The appearance of these "Human Echinoderms" belied their nature, for though their faces were inhuman, the basic pattern of their minds was not unlike our own. Their senses were much like ours, save that in some worlds they developed a far more varied color-sensitivity. Those races that had the electric sense gave us some difficulty; for, in order to understand their thought, we had to learn a whole new gamut of sense qualities and a vast system of unfamiliar symbolism. The electric organs detected very slight differences of electric charge in relation to the subject's own body. Originally this sense had been used for revealing enemies equipped with electric organs of offense. But in man its significance was chiefly social. It gave information about the emotional state of one's neighbors. Beyond this its function was meteorological.
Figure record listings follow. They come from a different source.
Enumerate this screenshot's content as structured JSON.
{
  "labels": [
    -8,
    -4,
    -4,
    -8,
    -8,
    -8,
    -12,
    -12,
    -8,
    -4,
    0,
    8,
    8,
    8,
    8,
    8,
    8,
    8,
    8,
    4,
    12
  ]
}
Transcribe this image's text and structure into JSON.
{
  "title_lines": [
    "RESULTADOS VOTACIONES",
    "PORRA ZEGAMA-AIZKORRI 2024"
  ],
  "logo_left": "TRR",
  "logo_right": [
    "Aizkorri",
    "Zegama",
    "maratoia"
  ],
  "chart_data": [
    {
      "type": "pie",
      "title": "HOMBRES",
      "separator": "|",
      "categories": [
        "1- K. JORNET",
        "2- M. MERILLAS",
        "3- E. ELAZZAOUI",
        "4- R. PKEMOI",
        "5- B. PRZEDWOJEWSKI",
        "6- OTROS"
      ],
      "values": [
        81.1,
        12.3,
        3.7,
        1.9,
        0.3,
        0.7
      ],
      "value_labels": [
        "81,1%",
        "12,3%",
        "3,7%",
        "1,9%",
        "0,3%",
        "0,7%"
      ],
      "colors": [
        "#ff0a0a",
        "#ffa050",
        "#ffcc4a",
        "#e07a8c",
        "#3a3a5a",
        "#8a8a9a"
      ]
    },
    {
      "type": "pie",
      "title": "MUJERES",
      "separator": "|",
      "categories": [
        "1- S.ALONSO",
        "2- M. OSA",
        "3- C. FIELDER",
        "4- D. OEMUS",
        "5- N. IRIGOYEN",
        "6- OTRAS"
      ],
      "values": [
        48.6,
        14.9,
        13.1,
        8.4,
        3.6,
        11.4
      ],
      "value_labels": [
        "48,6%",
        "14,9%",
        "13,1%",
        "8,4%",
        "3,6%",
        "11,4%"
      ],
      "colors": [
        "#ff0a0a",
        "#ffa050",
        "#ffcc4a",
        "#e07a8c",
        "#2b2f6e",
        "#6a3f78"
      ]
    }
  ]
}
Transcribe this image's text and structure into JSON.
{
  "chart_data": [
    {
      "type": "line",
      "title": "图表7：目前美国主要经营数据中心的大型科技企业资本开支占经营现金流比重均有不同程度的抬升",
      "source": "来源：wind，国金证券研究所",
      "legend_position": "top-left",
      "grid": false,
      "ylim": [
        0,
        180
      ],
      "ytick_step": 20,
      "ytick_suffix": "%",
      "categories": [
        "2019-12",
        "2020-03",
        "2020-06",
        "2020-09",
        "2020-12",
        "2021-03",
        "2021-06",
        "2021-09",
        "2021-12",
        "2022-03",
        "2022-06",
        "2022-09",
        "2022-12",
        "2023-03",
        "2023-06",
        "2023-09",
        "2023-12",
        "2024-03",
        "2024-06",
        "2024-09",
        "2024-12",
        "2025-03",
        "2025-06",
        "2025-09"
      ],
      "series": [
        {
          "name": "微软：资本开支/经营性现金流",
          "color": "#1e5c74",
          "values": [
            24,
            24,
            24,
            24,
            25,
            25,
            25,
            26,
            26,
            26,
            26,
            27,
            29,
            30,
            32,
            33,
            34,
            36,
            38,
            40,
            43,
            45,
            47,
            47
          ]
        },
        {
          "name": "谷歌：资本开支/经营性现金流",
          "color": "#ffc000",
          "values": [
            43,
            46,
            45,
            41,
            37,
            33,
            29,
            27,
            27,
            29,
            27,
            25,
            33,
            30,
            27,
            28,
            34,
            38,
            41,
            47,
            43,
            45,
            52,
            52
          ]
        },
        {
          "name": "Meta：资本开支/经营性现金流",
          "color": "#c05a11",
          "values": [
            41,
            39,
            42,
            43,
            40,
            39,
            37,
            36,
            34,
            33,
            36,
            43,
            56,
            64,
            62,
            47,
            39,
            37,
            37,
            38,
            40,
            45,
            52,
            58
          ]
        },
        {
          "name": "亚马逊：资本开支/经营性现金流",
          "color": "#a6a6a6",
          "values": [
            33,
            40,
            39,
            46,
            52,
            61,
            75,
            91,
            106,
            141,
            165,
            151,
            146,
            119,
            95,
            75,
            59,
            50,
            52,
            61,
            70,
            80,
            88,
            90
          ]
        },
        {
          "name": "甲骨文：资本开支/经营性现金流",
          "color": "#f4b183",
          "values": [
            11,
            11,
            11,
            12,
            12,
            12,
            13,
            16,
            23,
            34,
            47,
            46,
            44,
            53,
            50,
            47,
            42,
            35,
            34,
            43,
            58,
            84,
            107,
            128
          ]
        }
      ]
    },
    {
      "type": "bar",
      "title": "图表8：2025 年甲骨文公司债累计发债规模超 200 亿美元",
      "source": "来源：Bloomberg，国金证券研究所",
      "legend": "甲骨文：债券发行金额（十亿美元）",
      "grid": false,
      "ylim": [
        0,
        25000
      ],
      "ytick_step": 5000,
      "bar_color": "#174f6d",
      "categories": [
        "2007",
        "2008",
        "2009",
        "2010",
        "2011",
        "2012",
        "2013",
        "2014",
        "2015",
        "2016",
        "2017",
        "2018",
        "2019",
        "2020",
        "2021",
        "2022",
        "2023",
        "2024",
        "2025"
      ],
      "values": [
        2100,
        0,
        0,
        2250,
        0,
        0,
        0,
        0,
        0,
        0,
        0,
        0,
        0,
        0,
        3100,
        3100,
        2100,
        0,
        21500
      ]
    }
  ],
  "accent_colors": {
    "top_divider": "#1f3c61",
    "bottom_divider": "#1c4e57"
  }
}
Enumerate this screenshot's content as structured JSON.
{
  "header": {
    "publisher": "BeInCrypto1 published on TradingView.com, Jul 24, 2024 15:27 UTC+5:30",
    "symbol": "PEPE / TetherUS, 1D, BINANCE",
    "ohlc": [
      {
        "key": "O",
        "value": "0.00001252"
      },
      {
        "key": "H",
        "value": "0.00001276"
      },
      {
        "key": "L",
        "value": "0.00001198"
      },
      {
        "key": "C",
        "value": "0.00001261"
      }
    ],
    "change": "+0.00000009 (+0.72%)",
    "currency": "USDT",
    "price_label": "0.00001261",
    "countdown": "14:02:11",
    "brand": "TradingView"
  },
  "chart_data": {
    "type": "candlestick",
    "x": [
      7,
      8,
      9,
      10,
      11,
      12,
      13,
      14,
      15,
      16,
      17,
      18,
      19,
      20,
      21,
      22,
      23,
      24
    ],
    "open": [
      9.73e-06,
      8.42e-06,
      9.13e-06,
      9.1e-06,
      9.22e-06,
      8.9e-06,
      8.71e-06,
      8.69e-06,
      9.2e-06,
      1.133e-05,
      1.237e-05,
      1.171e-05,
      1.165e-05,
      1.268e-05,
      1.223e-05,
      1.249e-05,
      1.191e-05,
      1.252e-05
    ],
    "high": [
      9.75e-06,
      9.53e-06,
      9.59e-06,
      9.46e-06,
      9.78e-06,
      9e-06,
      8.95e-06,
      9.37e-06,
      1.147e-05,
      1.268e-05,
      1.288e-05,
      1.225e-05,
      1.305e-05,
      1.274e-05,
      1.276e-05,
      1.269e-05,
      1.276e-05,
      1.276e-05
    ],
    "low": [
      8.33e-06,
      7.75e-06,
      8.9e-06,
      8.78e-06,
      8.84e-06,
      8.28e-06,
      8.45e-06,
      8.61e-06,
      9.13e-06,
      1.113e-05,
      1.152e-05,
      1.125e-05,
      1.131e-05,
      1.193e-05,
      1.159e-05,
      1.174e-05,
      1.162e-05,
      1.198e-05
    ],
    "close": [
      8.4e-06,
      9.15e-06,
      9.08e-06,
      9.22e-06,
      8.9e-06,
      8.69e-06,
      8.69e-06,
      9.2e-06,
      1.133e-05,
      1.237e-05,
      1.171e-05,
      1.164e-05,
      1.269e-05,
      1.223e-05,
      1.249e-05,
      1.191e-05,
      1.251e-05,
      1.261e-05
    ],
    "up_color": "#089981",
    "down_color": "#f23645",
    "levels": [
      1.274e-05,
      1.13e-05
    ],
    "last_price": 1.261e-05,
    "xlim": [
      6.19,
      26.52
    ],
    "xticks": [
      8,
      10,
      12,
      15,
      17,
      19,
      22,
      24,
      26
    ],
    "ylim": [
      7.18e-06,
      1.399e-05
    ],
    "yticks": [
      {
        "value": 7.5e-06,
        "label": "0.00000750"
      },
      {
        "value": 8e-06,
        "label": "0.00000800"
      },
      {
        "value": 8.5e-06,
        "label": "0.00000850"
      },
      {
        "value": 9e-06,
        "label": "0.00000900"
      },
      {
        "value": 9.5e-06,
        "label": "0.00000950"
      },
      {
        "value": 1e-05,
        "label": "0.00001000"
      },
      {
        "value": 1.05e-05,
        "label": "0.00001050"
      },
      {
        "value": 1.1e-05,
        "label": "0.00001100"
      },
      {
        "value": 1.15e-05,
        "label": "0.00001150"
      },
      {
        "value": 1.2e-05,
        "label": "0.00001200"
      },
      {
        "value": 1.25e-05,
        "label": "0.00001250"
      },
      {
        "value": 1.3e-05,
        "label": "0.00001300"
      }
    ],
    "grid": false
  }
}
One example of this kind of world, one which clearly illustrates the type, and at the same time presents interesting peculiarities must be described in more detail.

The key to the understanding of this race is, I believe, its strange method of reproduction, which was essentially communal. Every individual was capable of budding a new individual; but only at certain seasons, and only after stimulation by a kind of pollen emanating from the whole tribe and carried on the air. The grains of this ultra-microscopically fine pollen dust were not germ cells but "genes," the elementary factors of inheritance. The precincts of the tribe were at all times faintly perfumed by the communal pollen; but on occasions of violent group emotion the pollen cloud became so intensified as to be actually visible as a haze. Only on these rare occasions was conception probable. Breathed out by every individual, the pollen was breathed in by those who were ripe for fertilization. By all it was experienced as a rich and subtle perfume, to which each individual contributed his peculiar odor. By means of a curious psychical and physiological mechanism the individual in heat was moved to crave stimulation by the full perfume of the tribe, or of the great majority of its members; and indeed, if the pollen clouds were insufficiently complex, conception would not occur. Cross-fertilization between tribes happened in inter-tribal warfare and in the ceaseless coming and going between tribes in the modern world.